Other novel findings of this investigation included comparing four variables of thickness and height of the alveolar bone and width and perimeter of the maxillary arch on the buccal impaction group in comparison with the palatal group, which revealed no significant difference. Nevertheless, in comparing the same parameters between the non-impacted side in the buccal and palatal groups, the alveolar bone height and thickness were significantly higher in the buccal group at a depth of 6 and 10 mm.
The findings of this study suggest that the morphological features of the maxillary arch, especially the maxillary arch width, palatal volume, and the alveolar bone thickness, might be used as a risk indicator for the diagnosis of buccal or palatal maxillary canine impaction. When necessary, diagnosis through clinical examination and conventional imaging can be supplemented by CBCT radiography [36]. Analysing how the abovementioned features differ from normal maxillary morphology can help the orthodontists to detect the canine eruptive problems in the early stages, explain the situation to patients, and plan the most appropriate treatment options [37].
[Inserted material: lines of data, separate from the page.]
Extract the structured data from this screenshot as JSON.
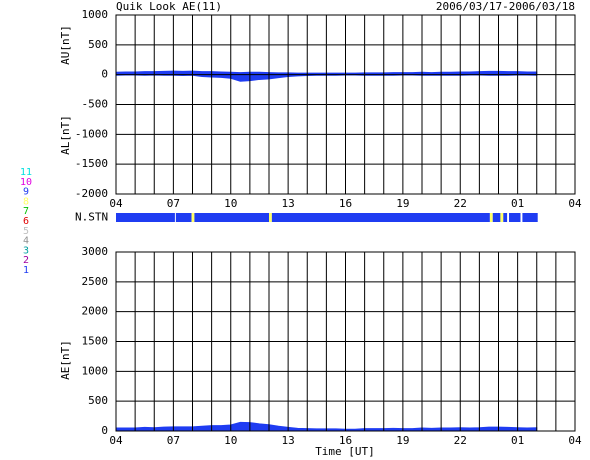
{
  "chart_data": [
    {
      "type": "area",
      "title": "Quik Look AE(11)",
      "subtitle": "2006/03/17-2006/03/18",
      "ylabels": [
        "AU[nT]",
        "AL[nT]"
      ],
      "xlim": [
        0,
        24
      ],
      "xticks": [
        {
          "value": 0,
          "label": "04"
        },
        {
          "value": 3,
          "label": "07"
        },
        {
          "value": 6,
          "label": "10"
        },
        {
          "value": 9,
          "label": "13"
        },
        {
          "value": 12,
          "label": "16"
        },
        {
          "value": 15,
          "label": "19"
        },
        {
          "value": 18,
          "label": "22"
        },
        {
          "value": 21,
          "label": "01"
        },
        {
          "value": 24,
          "label": "04"
        }
      ],
      "xgrid": [
        0,
        1,
        2,
        3,
        4,
        5,
        6,
        7,
        8,
        9,
        10,
        11,
        12,
        13,
        14,
        15,
        16,
        17,
        18,
        19,
        20,
        21,
        22,
        23,
        24
      ],
      "ylim": [
        -2000,
        1000
      ],
      "yticks": [
        -2000,
        -1500,
        -1000,
        -500,
        0,
        500,
        1000
      ],
      "x": [
        0,
        0.5,
        1,
        1.5,
        2,
        2.5,
        3,
        3.5,
        4,
        4.5,
        5,
        5.5,
        6,
        6.5,
        7,
        7.5,
        8,
        8.5,
        9,
        9.5,
        10,
        10.5,
        11,
        11.5,
        12,
        12.5,
        13,
        13.5,
        14,
        14.5,
        15,
        15.5,
        16,
        16.5,
        17,
        17.5,
        18,
        18.5,
        19,
        19.5,
        20,
        20.5,
        21,
        21.5,
        22
      ],
      "series": [
        {
          "color": "#1f3cf2",
          "values": [
            40,
            45,
            45,
            50,
            50,
            55,
            60,
            55,
            60,
            50,
            50,
            45,
            40,
            35,
            40,
            40,
            35,
            30,
            30,
            25,
            25,
            25,
            25,
            25,
            25,
            25,
            30,
            30,
            30,
            35,
            35,
            35,
            40,
            35,
            40,
            40,
            45,
            45,
            50,
            55,
            55,
            50,
            50,
            45,
            45
          ]
        },
        {
          "color": "#1f3cf2",
          "values": [
            -10,
            -5,
            -5,
            -10,
            -5,
            -10,
            -10,
            -15,
            -10,
            -30,
            -40,
            -45,
            -60,
            -110,
            -100,
            -80,
            -70,
            -50,
            -30,
            -20,
            -15,
            -10,
            -10,
            -10,
            -5,
            -5,
            -10,
            -10,
            -10,
            -10,
            -5,
            -5,
            -10,
            -10,
            -10,
            -10,
            -10,
            -5,
            -5,
            -10,
            -10,
            -10,
            -5,
            -5,
            -10
          ]
        }
      ]
    },
    {
      "type": "stations",
      "label": "N.STN",
      "xlim": [
        0,
        24
      ],
      "segments": [
        {
          "x": [
            0,
            3.08
          ],
          "color": "#1f3cf2"
        },
        {
          "x": [
            3.13,
            3.95
          ],
          "color": "#1f3cf2"
        },
        {
          "x": [
            3.95,
            4.1
          ],
          "color": "#ffff66"
        },
        {
          "x": [
            4.1,
            8.0
          ],
          "color": "#1f3cf2"
        },
        {
          "x": [
            8.0,
            8.15
          ],
          "color": "#ffff66"
        },
        {
          "x": [
            8.15,
            19.55
          ],
          "color": "#1f3cf2"
        },
        {
          "x": [
            19.55,
            19.7
          ],
          "color": "#ffff66"
        },
        {
          "x": [
            19.7,
            20.1
          ],
          "color": "#1f3cf2"
        },
        {
          "x": [
            20.1,
            20.25
          ],
          "color": "#ffff66"
        },
        {
          "x": [
            20.25,
            20.45
          ],
          "color": "#1f3cf2"
        },
        {
          "x": [
            20.55,
            21.15
          ],
          "color": "#1f3cf2"
        },
        {
          "x": [
            21.25,
            22.05
          ],
          "color": "#1f3cf2"
        }
      ],
      "legend": [
        {
          "label": 11,
          "color": "#00e0e0"
        },
        {
          "label": 10,
          "color": "#e000e0"
        },
        {
          "label": 9,
          "color": "#1f3cf2"
        },
        {
          "label": 8,
          "color": "#ffff66"
        },
        {
          "label": 7,
          "color": "#00c000"
        },
        {
          "label": 6,
          "color": "#e00000"
        },
        {
          "label": 5,
          "color": "#c0c0c0"
        },
        {
          "label": 4,
          "color": "#909090"
        },
        {
          "label": 3,
          "color": "#00a0a0"
        },
        {
          "label": 2,
          "color": "#a000a0"
        },
        {
          "label": 1,
          "color": "#1f3cf2"
        }
      ]
    },
    {
      "type": "area",
      "ylabels": [
        "AE[nT]"
      ],
      "xlabel": "Time [UT]",
      "xlim": [
        0,
        24
      ],
      "xticks": [
        {
          "value": 0,
          "label": "04"
        },
        {
          "value": 3,
          "label": "07"
        },
        {
          "value": 6,
          "label": "10"
        },
        {
          "value": 9,
          "label": "13"
        },
        {
          "value": 12,
          "label": "16"
        },
        {
          "value": 15,
          "label": "19"
        },
        {
          "value": 18,
          "label": "22"
        },
        {
          "value": 21,
          "label": "01"
        },
        {
          "value": 24,
          "label": "04"
        }
      ],
      "xgrid": [
        0,
        1,
        2,
        3,
        4,
        5,
        6,
        7,
        8,
        9,
        10,
        11,
        12,
        13,
        14,
        15,
        16,
        17,
        18,
        19,
        20,
        21,
        22,
        23,
        24
      ],
      "ylim": [
        0,
        3000
      ],
      "yticks": [
        0,
        500,
        1000,
        1500,
        2000,
        2500,
        3000
      ],
      "x": [
        0,
        0.5,
        1,
        1.5,
        2,
        2.5,
        3,
        3.5,
        4,
        4.5,
        5,
        5.5,
        6,
        6.5,
        7,
        7.5,
        8,
        8.5,
        9,
        9.5,
        10,
        10.5,
        11,
        11.5,
        12,
        12.5,
        13,
        13.5,
        14,
        14.5,
        15,
        15.5,
        16,
        16.5,
        17,
        17.5,
        18,
        18.5,
        19,
        19.5,
        20,
        20.5,
        21,
        21.5,
        22
      ],
      "series": [
        {
          "color": "#1f3cf2",
          "values": [
            50,
            50,
            50,
            60,
            55,
            65,
            70,
            70,
            70,
            80,
            90,
            90,
            100,
            145,
            140,
            120,
            105,
            80,
            60,
            45,
            40,
            35,
            35,
            35,
            30,
            30,
            40,
            40,
            40,
            45,
            40,
            40,
            50,
            45,
            50,
            50,
            55,
            50,
            55,
            65,
            65,
            60,
            55,
            50,
            55
          ]
        }
      ]
    }
  ]
}
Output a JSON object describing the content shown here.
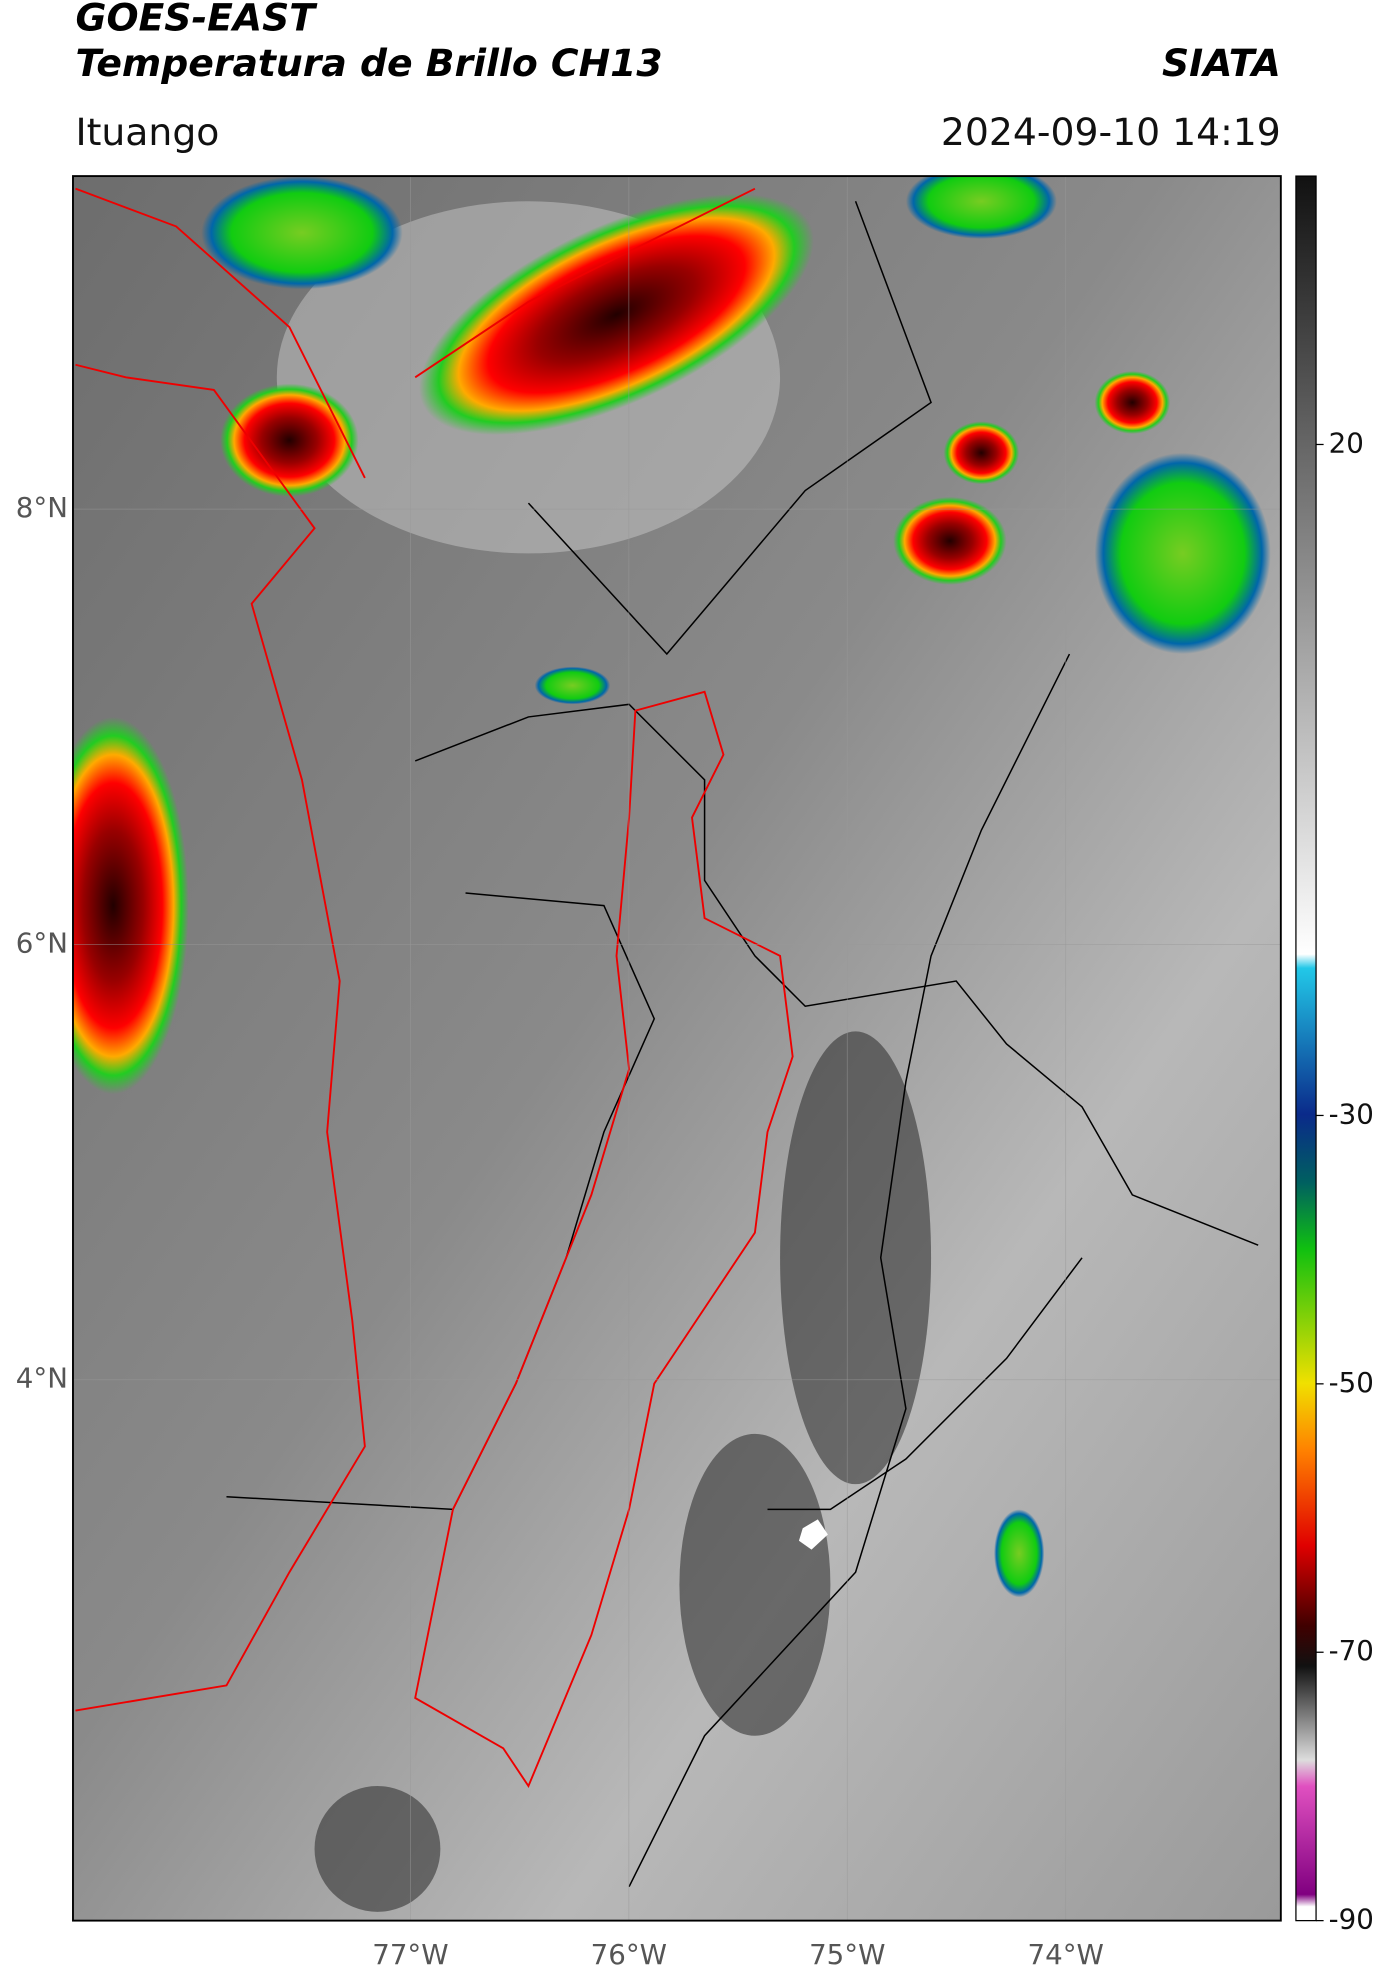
{
  "header": {
    "title": "GOES-EAST",
    "subtitle": "Temperatura de Brillo CH13",
    "source": "SIATA",
    "region": "Ituango",
    "datetime": "2024-09-10 14:19"
  },
  "map": {
    "xlim": [
      -78.545,
      -73.015
    ],
    "ylim": [
      1.515,
      9.53
    ],
    "xticks": [
      {
        "value": -77,
        "label": "77°W"
      },
      {
        "value": -76,
        "label": "76°W"
      },
      {
        "value": -75,
        "label": "75°W"
      },
      {
        "value": -74,
        "label": "74°W"
      }
    ],
    "yticks": [
      {
        "value": 8,
        "label": "8°N"
      },
      {
        "value": 6,
        "label": "6°N"
      },
      {
        "value": 4,
        "label": "4°N"
      }
    ]
  },
  "colorbar": {
    "lim": [
      -90,
      40
    ],
    "ticks": [
      20,
      -30,
      -50,
      -70,
      -90
    ]
  }
}
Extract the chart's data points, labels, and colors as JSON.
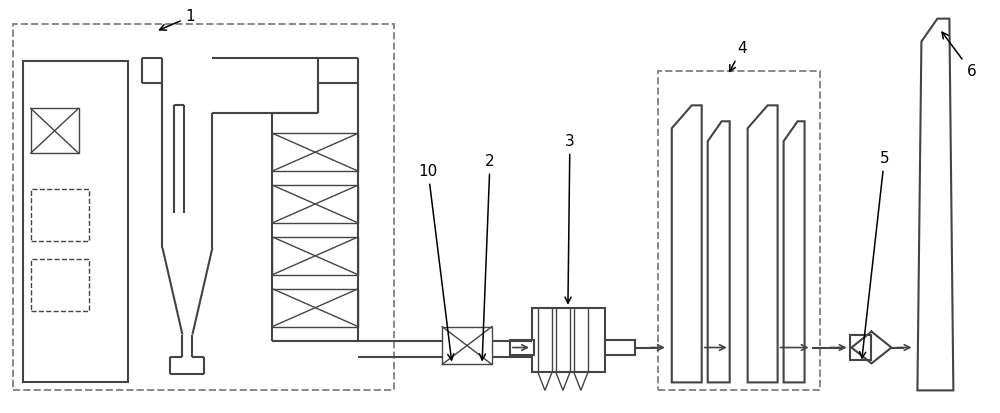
{
  "bg": "#ffffff",
  "lc": "#444444",
  "dc": "#888888",
  "lw": 1.5,
  "tlw": 1.0,
  "fig_w": 10.0,
  "fig_h": 4.13
}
Similarly to other studies, this study is subject to some limitations. Despite the examination of CBCT images by a radiologist, measurement errors are always possible. Therefore, contradictions in these findings require further studies with greater sample sizes. Furthermore, because most studies evaluated only palatal impaction of maxillary canines, it is suggested that more studies be performed investigating both palatal and buccal impaction to obtain more accurate results. In addition, it is suggested that additional variables be measured in future investigations, which influence impaction severity and treatment outcomes, such as root angulation and proximity to adjacent teeth.
Conclusions
The most significant findings of the present study in an Iranian population show that reduced palatal volume, maxillary arch width, and maxillary arch perimeter could be considered as contributing factors to the maxillary unilateral canine impaction. In addition, the findings regarding alveolar bone thickness showed contrary results at different depths; it was significantly lower on the impacted side in both palatal and buccal impaction groups at a depth of 2 mm, and significantly higher on the impacted side in the buccal group at a depth of 10 mm. Moreover, the comparisons showed that the maxillary alveolar bone had significantly greater height around the buccally impacted canines than the palatally impacted ones.